Gang of LosersSo whilst the three other bandmates were asking when they should come in, the core trio were in such a groove that they simply had to wait their turn. “We’d created such a world as a trio and I think that attributes to the raw approach to the production,” he says. “Things were added on a ‘need to add’ basis, and even then when we took it in to mixing we stripped it back even more, which was really cool – he took stuff out then added it back in as needed, so it wasn’t always the same arrangement.”

Whilst it can be difficult for any artist to distance himself from the mixing process, Murray explains that it wasn’t the case for Gang of Losers. “I can trust him completely,” he says of Scott, who mixed the album. “The band trusts me to be with Scott to be the voice of the band. There was a fair element of trust in the process of making this whole album, from us trusting each other in the jam space to trusting the engineers to trusting our instincts.”
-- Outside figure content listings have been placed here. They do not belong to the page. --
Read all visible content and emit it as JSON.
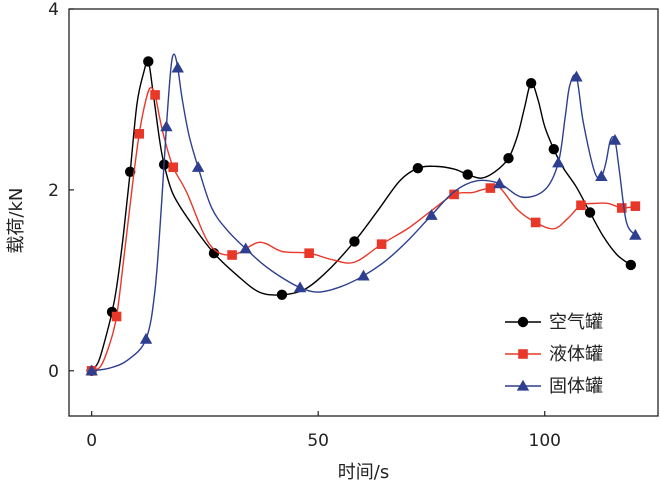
{
  "chart_data": {
    "type": "line",
    "xlabel": "时间/s",
    "ylabel": "载荷/kN",
    "xlim": [
      -5,
      125
    ],
    "ylim": [
      -0.5,
      4
    ],
    "xticks": [
      "0",
      "50",
      "100"
    ],
    "yticks": [
      "0",
      "2",
      "4"
    ],
    "grid": false,
    "legend_position": "bottom-right",
    "series": [
      {
        "name": "空气罐",
        "color": "#000000",
        "marker": "circle",
        "x": [
          0,
          1.5,
          3,
          4.5,
          5.5,
          7,
          8.5,
          10,
          11.5,
          12.5,
          13.5,
          15,
          16,
          18,
          22,
          27,
          32,
          37,
          42,
          47,
          52,
          58,
          63,
          68,
          72,
          76,
          80,
          83,
          86,
          89,
          92,
          94,
          95.5,
          97,
          98.5,
          100,
          102,
          104,
          107,
          110,
          113,
          116,
          119
        ],
        "y": [
          0,
          0.1,
          0.35,
          0.65,
          0.92,
          1.5,
          2.2,
          2.95,
          3.3,
          3.42,
          3.1,
          2.55,
          2.28,
          1.95,
          1.63,
          1.3,
          1.06,
          0.87,
          0.84,
          0.9,
          1.1,
          1.43,
          1.76,
          2.1,
          2.24,
          2.26,
          2.23,
          2.17,
          2.13,
          2.2,
          2.35,
          2.6,
          2.9,
          3.18,
          3.0,
          2.7,
          2.45,
          2.25,
          2.03,
          1.75,
          1.48,
          1.28,
          1.17
        ]
      },
      {
        "name": "液体罐",
        "color": "#e8382a",
        "marker": "square",
        "x": [
          0,
          2,
          4,
          5.5,
          7,
          9,
          10.5,
          12,
          13,
          14,
          15,
          16,
          18,
          21,
          26,
          31,
          37,
          42,
          48,
          53,
          58,
          64,
          70,
          75,
          80,
          84,
          86,
          88,
          90,
          94,
          98,
          102,
          105,
          108,
          111,
          114,
          117,
          120
        ],
        "y": [
          0,
          0.05,
          0.3,
          0.6,
          1.2,
          2.05,
          2.62,
          3.0,
          3.13,
          3.05,
          2.8,
          2.58,
          2.25,
          1.97,
          1.4,
          1.28,
          1.42,
          1.32,
          1.3,
          1.23,
          1.2,
          1.4,
          1.58,
          1.77,
          1.95,
          1.97,
          2.0,
          2.02,
          2.03,
          1.78,
          1.64,
          1.57,
          1.68,
          1.83,
          1.85,
          1.85,
          1.8,
          1.82
        ]
      },
      {
        "name": "固体罐",
        "color": "#2e3f8f",
        "marker": "triangle",
        "x": [
          0,
          4,
          8,
          12,
          14,
          15.5,
          16.5,
          17.5,
          18.2,
          19,
          20,
          21.5,
          23.5,
          26.5,
          30,
          34,
          38,
          42,
          46,
          50,
          55,
          60,
          65,
          70,
          75,
          80,
          85,
          90,
          95,
          100,
          103,
          104.5,
          105.5,
          107,
          108.5,
          111,
          112.5,
          113.5,
          114.5,
          115.5,
          116.5,
          118,
          120
        ],
        "y": [
          0,
          0.03,
          0.12,
          0.35,
          0.9,
          1.9,
          2.7,
          3.35,
          3.5,
          3.35,
          3.0,
          2.6,
          2.25,
          1.8,
          1.55,
          1.35,
          1.17,
          1.03,
          0.92,
          0.87,
          0.93,
          1.05,
          1.22,
          1.45,
          1.72,
          1.98,
          2.1,
          2.07,
          1.92,
          2.0,
          2.3,
          2.8,
          3.15,
          3.25,
          2.75,
          2.2,
          2.15,
          2.3,
          2.55,
          2.55,
          2.2,
          1.65,
          1.5
        ]
      }
    ]
  }
}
It turns out that it was very much a deliberate approach to make this a much tighter album, “Any fat that was on there we’d cut off if we could,” Murray agrees. “But we are the Dears, and we’re still going to have our forty second intros and lulls and breaks.”

And that’s part of the charm of the band – it’s all about the movements. “I guess if we have any trademark it’s in our arrangements,” he guesses. “That’s the stuff that we like to hear in music. We like some proggy stuff, but we like straight-up rock, and some metal, and it’s all across the board.”

The Dears’ Gang of Losers is out now.